Segundo observadores, essa hipótese parece improvável neste momento, já que o JNIM não possui capacidades militares ou de governança.
"Não acredito que o JNIM tenha capacidade ou intenção de tomar Bamako, mas a ameaça que representam para a cidade é sem precedentes", afirma o analista Charlie Werb, da consultoria Aldebaran Threat Consultants (ATC).
"Os jihadistas estão agora em posição de tomar o país se quisessem. Não o fazem neste momento porque o equilíbrio de poder militar não lhes é favorável", observa François Clémenceau, comentador político internacional da BFMTV.
O JNIM, o grupo jihadista mais influente e a "ameaça mais significativa no Sahel", segundo a ONU, exige a aplicação da lei islâmica (Sharia) e age, militar ou politicamente, para deslegitimar os estados do Sahel, a fim de se posicionar como uma alternativa mais credível.
Ele governa indiretamente as aldeias, por meio de acordos locais adaptados às áreas, e realiza propaganda em defesa das populações locais.
Nos últimos meses, o JNIM estendeu sua influência a grande parte do país, uma área que nenhum estudo confiável conseguiu quantificar com precisão, e se financia por meio da cobrança de impostos e resgates por sequestros. Segundo Bakary Sambe, o "objetivo estratégico" desse bloqueio é "derrubar o regime".
"A ascensão deles ao poder acelerou desde a saída dos franceses, mas especialmente desde a saída dos mercenários russos que partiram em junho", observa François Clemenceau em nossa emissora.
Uma opção para o governo seria negociar com os jihadistas. No entanto, Baba Adou, pesquisador da Universidade da Flórida (EUA), destaca que "se a junta se engajar em diálogo, ela mina toda a narrativa (da luta contra o jihadismo) na qual se baseia".

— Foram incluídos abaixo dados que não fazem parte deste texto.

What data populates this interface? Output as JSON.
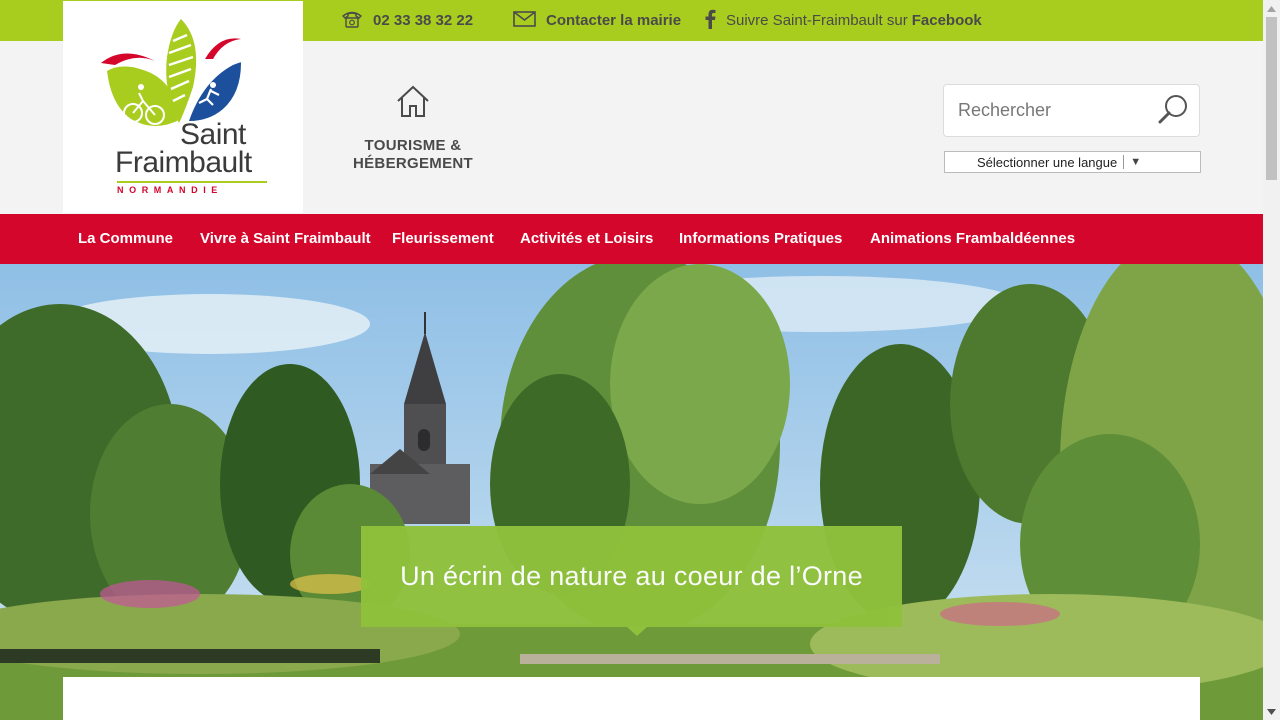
{
  "topbar": {
    "phone": "02 33 38 32 22",
    "contact": "Contacter la mairie",
    "facebook_prefix": "Suivre Saint-Fraimbault sur",
    "facebook_name": "Facebook"
  },
  "logo": {
    "line1": "Saint",
    "line2": "Fraimbault",
    "region": "NORMANDIE"
  },
  "tourism": {
    "label_line1": "TOURISME &",
    "label_line2": "HÉBERGEMENT"
  },
  "search": {
    "placeholder": "Rechercher"
  },
  "language": {
    "label": "Sélectionner une langue"
  },
  "nav": {
    "items": [
      {
        "label": "La Commune"
      },
      {
        "label": "Vivre à Saint Fraimbault"
      },
      {
        "label": "Fleurissement"
      },
      {
        "label": "Activités et Loisirs"
      },
      {
        "label": "Informations Pratiques"
      },
      {
        "label": "Animations Frambaldéennes"
      }
    ]
  },
  "hero": {
    "tagline": "Un écrin de nature au coeur de l’Orne"
  },
  "colors": {
    "topbar_green": "#a9cd1f",
    "nav_red": "#d4062b",
    "tagline_green": "#8fc13c"
  },
  "icons": [
    "phone-icon",
    "mail-icon",
    "facebook-icon",
    "home-icon",
    "search-icon",
    "dropdown-arrow-icon"
  ]
}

Diante dessa "estratégia de estrangulamento econômico", Alioune Tine teme um "colapso do Estado maliano" que teria "consequências catastróficas" em toda a sub-região.
"A queda do Mali poderia desencadear a queda de outros governos na região, como Burkina Faso ou Níger", dois outros países do Sahel liderados por juntas soberanistas, segundo o think tank Soufan Center.